Le Trésor italien a fixé lundi à 6,29% le rendement de nouvelles obligations à cinq ans, un niveau sans précédent depuis la création de l’euro, lors de sa première adjudication depuis la désignation de Mario Monti pour former le nouveau gouvernement. Le montant levé a atteint 3 milliards d’euros, soit le point haut de la fourchette indicative, pour une demande qui a représenté 4,4 milliards d’euros. En dépit des signes d’apaisement relatif des tensions sur la dette italienne, le rendement servi lundi est en nette hausse par rapport à celui de 5,32% atteint lors d’une adjudication comparable le mois dernier. Sur le marché secondaire, le rendement de l’obligation septembre 2016 se situait lundi juste au-dessus de 6,40%. Par ailleurs, la Banque centrale européenne aurait commencé à acheter de la dette italienne. Un trader a dit que la BCE achetait du papier à échéance 2018 et un autre a signalé qu’elle portait son effort sur le papier de quatre à cinq ans.
Le déficit des paiements courants de la France s’est creusé en septembre à quatre milliards d’euros après 2,4 milliards en août, montrent les chiffres provisoires publiés par la Banque de France. Le déficit des échanges de biens a augmenté à 6,4 milliards d’euros, contre 4,6 milliards un mois plus tôt. Les échanges de services ont pour leur part dégagé un solde positif de 1,1 milliard d’euros, contre 0,9 milliard en août.

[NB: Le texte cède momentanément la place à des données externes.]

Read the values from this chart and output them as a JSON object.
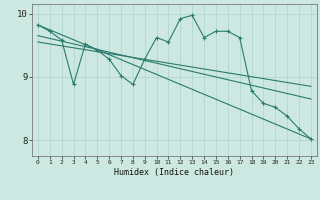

La SNCF, Orange, PSA Peugeot Citroën et Total se sont associés pour créer Ecomobilité Ventures, la première société d’investissement en Europe portée par un groupe d’industriels dédiée à la mobilité durable. Ecomobilité Ventures disposera d’un capital de 30 millions d’euros afin d’investir dans de jeunes entreprises innovantes.
Equistone Partners Europe annonce la reprise de la société de gestion Barclays Private Equity. Equistone, société indépendante créée pour l’opération, reprend la gestion des Fonds BPE I, II et III, dans lesquels Barclays reste investisseur aux cotés de nombreux autres investisseurs institutionnels.